嬉々として「サービス残業」する部活顧問の深刻
(写真:筆者撮影)
教員の「やりがい搾取」が大きくクローズアップされている。公立学校の教員は、1972年に施行された「公立の義務教育諸学校等の教育職員の給与等に関する特別措置法」によって、「生徒実習・学校行事・職員会議・非常災害等」の4つの臨時または緊急時を除いて、残業を命じることができない。
しかし実際には部活など他の業務による超過勤務が発生するので、月給の4%を「教職調整額」として上乗せして支払うということになっている。
多くの教員は部活顧問に任じられている。活動内容によっては、土曜日曜、祝日、夏季、冬季休暇も含めて実質的な「残業」が発生するが、上記の法律によって残業代は一切支払われない。いくら残業しようとも4%の上乗せがあるだけだ。

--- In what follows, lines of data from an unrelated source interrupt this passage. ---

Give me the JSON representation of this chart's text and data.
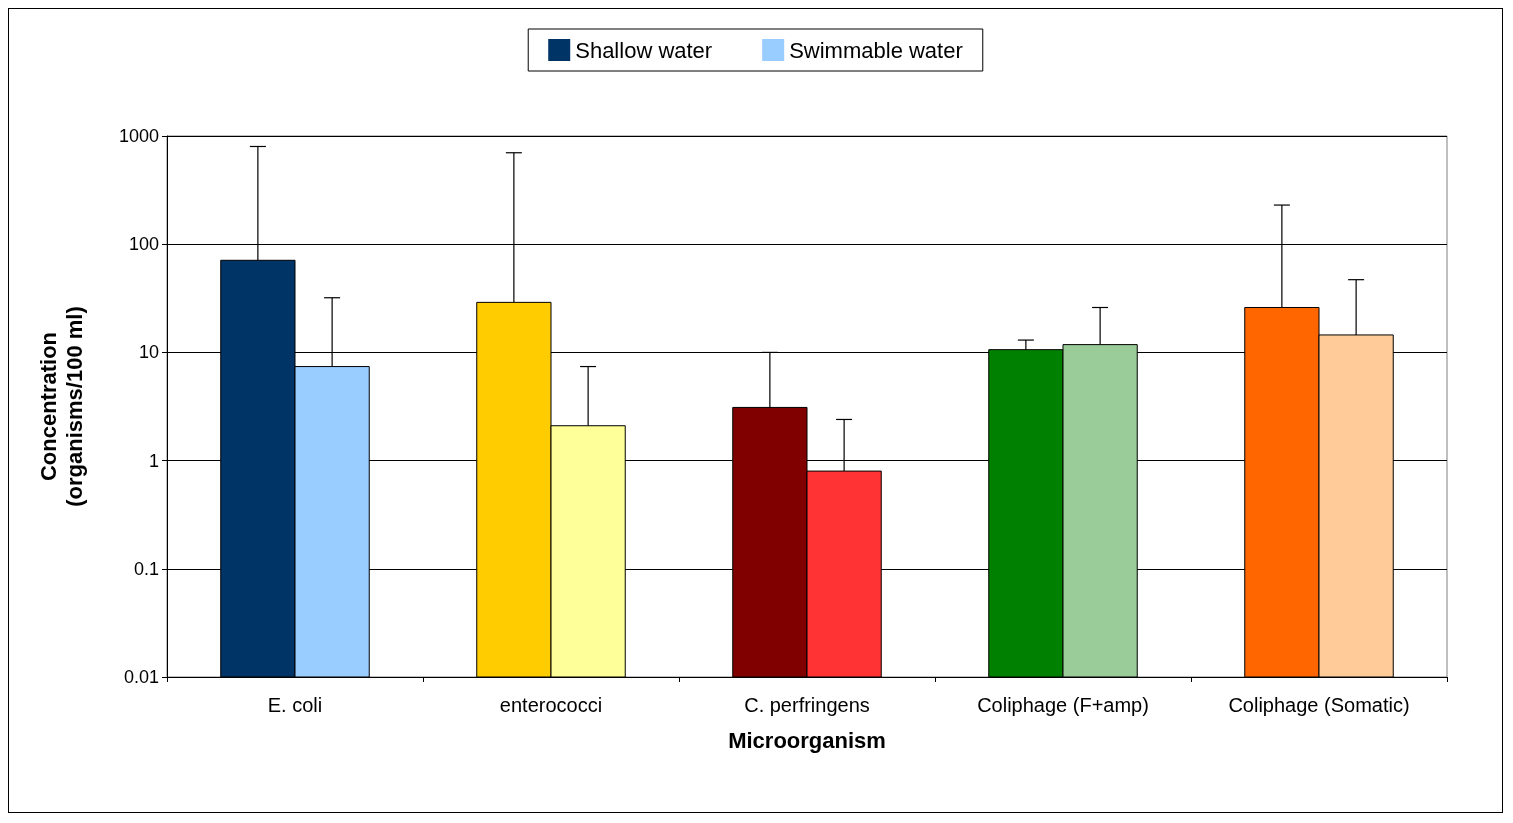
{
  "chart_data": {
    "type": "bar",
    "xlabel": "Microorganism",
    "ylabel": "Concentration\n(organisms/100 ml)",
    "categories": [
      "E. coli",
      "enterococci",
      "C. perfringens",
      "Coliphage (F+amp)",
      "Coliphage (Somatic)"
    ],
    "series": [
      {
        "name": "Shallow water",
        "color": "#003366",
        "colors": [
          "#003366",
          "#ffcc00",
          "#800000",
          "#008000",
          "#ff6600"
        ],
        "values": [
          71,
          29,
          3.1,
          10.6,
          26
        ],
        "errors": [
          [
            71,
            800
          ],
          [
            29,
            700
          ],
          [
            3.1,
            10
          ],
          [
            10.6,
            13
          ],
          [
            26,
            230
          ]
        ]
      },
      {
        "name": "Swimmable water",
        "color": "#99ccff",
        "colors": [
          "#99ccff",
          "#ffff99",
          "#ff3333",
          "#99cc99",
          "#ffcc99"
        ],
        "values": [
          7.4,
          2.1,
          0.8,
          11.8,
          14.5
        ],
        "errors": [
          [
            7.4,
            32
          ],
          [
            2.1,
            7.4
          ],
          [
            0.8,
            2.4
          ],
          [
            11.8,
            26
          ],
          [
            14.5,
            47
          ]
        ]
      }
    ],
    "log": "y",
    "ylim": [
      0.01,
      1000
    ],
    "yticks": [
      0.01,
      0.1,
      1,
      10,
      100,
      1000
    ],
    "grid": "y",
    "legend": "top"
  }
}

教員の多くは部活指導に「やりがい」を感じてはいるが、ほとんどが「タダ働き」。これを「やりがい搾取」と言う。
「やりがい搾取」だけではない問題
近年、教員採用試験の倍率が年々低下しているのは、大学生にとって「やりがい搾取」が多発する「教員」という仕事が敬遠されているからではないかと言われている。さらに公立だけでなく私学でも「やりがい搾取」的な状況にある学校が多い。

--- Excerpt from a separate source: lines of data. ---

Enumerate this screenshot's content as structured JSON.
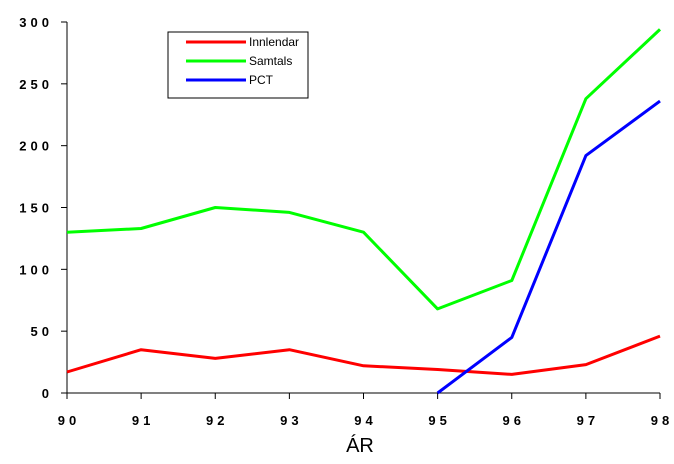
{
  "chart_data": {
    "type": "line",
    "xlabel": "ÁR",
    "ylabel": "",
    "categories": [
      "90",
      "91",
      "92",
      "93",
      "94",
      "95",
      "96",
      "97",
      "98"
    ],
    "y_ticks": [
      "0",
      "50",
      "100",
      "150",
      "200",
      "250",
      "300"
    ],
    "ylim": [
      0,
      300
    ],
    "grid": false,
    "legend_position": "top-left",
    "series": [
      {
        "name": "Innlendar",
        "color": "#ff0000",
        "values": [
          17,
          35,
          28,
          35,
          22,
          19,
          15,
          23,
          46
        ]
      },
      {
        "name": "Samtals",
        "color": "#00ff00",
        "values": [
          130,
          133,
          150,
          146,
          130,
          68,
          91,
          238,
          294
        ]
      },
      {
        "name": "PCT",
        "color": "#0000ff",
        "values": [
          null,
          null,
          null,
          null,
          null,
          0,
          45,
          192,
          236
        ]
      }
    ]
  }
}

こうしたこともあって、文部科学省は「中学部活の外部委託」を推進する方針を打ち出した。また並行して高校でも「部活のあり方」を見直す動きが出てきている。
しかしながら筆者は、この問題は行政が制度を変えれば解決するような問題ではないのではないか、と思っている。

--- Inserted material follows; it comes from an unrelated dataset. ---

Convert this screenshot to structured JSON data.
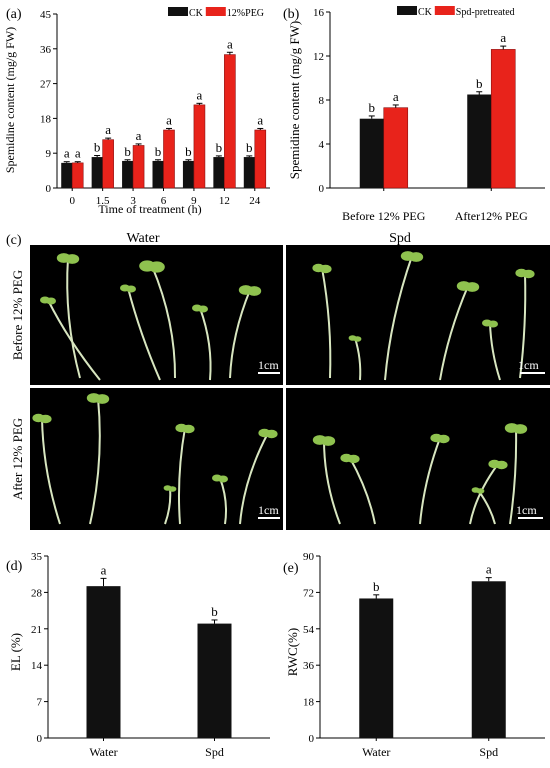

「やりがい搾取」が問題化する直前の7年ほど前、筆者は文化、スポーツの部活を集中的に取材する機会を得た。ある媒体に「うちの高校の自慢の部活」を紹介するためだ。各校が推薦した全国の文化、スポーツ系の高校部活を取材して回ったのだ。
取材したほぼすべての部活の指導者、顧問は「休みは年に10日あるかないか」だと話した。「元旦とお盆以外はずっと部活指導」「早く帰宅するのは中間と期末テストの期間だけ、あとはサービス残業」などと話す。不満げな表情ではなく、自慢げでさえあった。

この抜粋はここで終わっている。